Planning in Branch-and-Bound: Model-Based Reinforcement Learning for Exact Combinatorial Optimization
Paul Strang, Zacharie Alès, Côme Bissuel, Olivier Juan, Safia Kedad-Sidhoum, Emmanuel Rachelson
TL;DR
The paper presents PlanB&B, a model-based reinforcement learning approach that leverages a MuZero-inspired internal model of Branch-and-Bound dynamics to learn enhanced branching decisions for MILP problems. It uses a graph-based MILP representation, a learned dynamics model to imagine subtree trajectories, and a planning loop (via Gumbel search) to produce improved branching targets without solving LPs during evaluation. Training relies on K-step subtree trajectories with a tree-consistency loss, enabling policy and value heads to improve through internal planning. Empirically, PlanB&B outperforms prior RL and IL baselines across four MILP benchmarks, with planning over the learned model offering additional gains, while highlighting DFS- based node selection as a limit for scaling to higher-dimensional problems.
Abstract
Mixed-Integer Linear Programming (MILP) lies at the core of many real-world combinatorial optimization (CO) problems, traditionally solved by branch-and-bound (B&B).
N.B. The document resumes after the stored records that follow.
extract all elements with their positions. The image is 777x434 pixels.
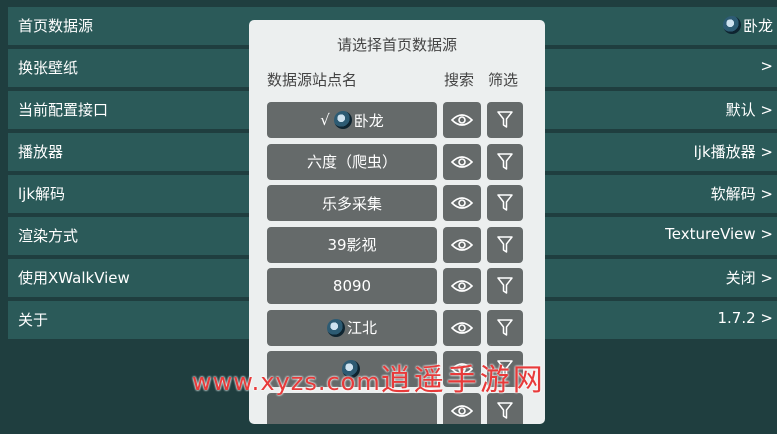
source-select-button[interactable]: 乐多采集	[267, 185, 437, 221]
setting-label: 渲染方式	[18, 227, 79, 245]
source-name: 卧龙	[353, 111, 384, 130]
setting-label: 换张壁纸	[18, 59, 79, 77]
funnel-icon[interactable]	[487, 143, 523, 180]
eye-icon[interactable]	[443, 268, 481, 304]
source-row: 六度（爬虫）	[267, 143, 539, 180]
avatar-icon	[326, 318, 345, 337]
funnel-icon[interactable]	[487, 268, 523, 304]
setting-label: 播放器	[18, 143, 64, 161]
source-select-button[interactable]: 39影视	[267, 226, 437, 263]
eye-icon[interactable]	[443, 143, 481, 180]
source-name: 江北	[346, 319, 377, 337]
setting-label: 关于	[18, 311, 49, 329]
source-row: 江北	[267, 309, 539, 346]
setting-label: 首页数据源	[18, 17, 94, 35]
eye-icon[interactable]	[443, 102, 481, 138]
funnel-icon[interactable]	[487, 185, 523, 221]
setting-value: ljk播放器 >	[693, 143, 773, 161]
watermark-text: 逍遥手游网	[380, 363, 546, 398]
source-row: 39影视	[267, 226, 539, 263]
funnel-icon[interactable]	[487, 309, 523, 346]
avatar-icon	[722, 16, 741, 34]
watermark: www.xyzs.com逍遥手游网	[192, 355, 546, 399]
setting-value: >	[760, 57, 773, 75]
source-select-button[interactable]: √ 卧龙	[267, 102, 437, 138]
source-row: 8090	[267, 268, 539, 304]
eye-icon[interactable]	[443, 309, 481, 346]
source-select-button[interactable]: 江北	[267, 309, 437, 346]
funnel-icon[interactable]	[487, 226, 523, 263]
setting-label: ljk解码	[18, 185, 66, 203]
source-row: 乐多采集	[267, 185, 539, 221]
source-select-button[interactable]: 8090	[267, 268, 437, 304]
source-row: √ 卧龙	[267, 102, 539, 138]
source-name: 乐多采集	[321, 194, 382, 213]
setting-label: 当前配置接口	[18, 101, 109, 119]
source-name: 六度（爬虫）	[306, 153, 397, 171]
checkmark-icon: √	[320, 111, 330, 129]
avatar-icon	[333, 111, 352, 129]
source-name: 39影视	[327, 236, 377, 254]
setting-label: 使用XWalkView	[18, 269, 130, 287]
source-select-button[interactable]: 六度（爬虫）	[267, 143, 437, 180]
setting-value: 卧龙	[722, 15, 773, 36]
setting-value: TextureView >	[665, 225, 773, 243]
source-name: 8090	[332, 277, 372, 295]
setting-value: 软解码 >	[710, 185, 773, 203]
setting-value: 默认 >	[725, 101, 773, 119]
eye-icon[interactable]	[443, 226, 481, 263]
watermark-url: www.xyzs.com	[192, 368, 381, 396]
setting-value: 1.7.2 >	[717, 309, 773, 327]
eye-icon[interactable]	[443, 185, 481, 221]
funnel-icon[interactable]	[487, 102, 523, 138]
setting-value: 关闭 >	[725, 269, 773, 287]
A key driver influencing B&B solvers efficiency is the variable selection heuristic that guides branching decisions. Looking to move beyond static, hand-crafted heuristics, recent work has explored adapting traditional reinforcement learning (RL) algorithms to the B&B setting, aiming to learn branching strategies tailored to specific MILP distributions. In parallel, RL agents have achieved remarkable success in board games, a very specific type of combinatorial problems, by leveraging environment simulators to plan via Monte Carlo Tree Search (MCTS). Building on these developments, we introduce Plan-and-Branch-and-Bound (PlanB&B), a model-based reinforcement learning (MBRL) agent that leverages a learned internal model of the B&B dynamics to discover improved branching strategies. Computational experiments empirically validate our approach, with our MBRL branching agent outperforming previous state-of-the-art RL methods across four standard MILP benchmarks.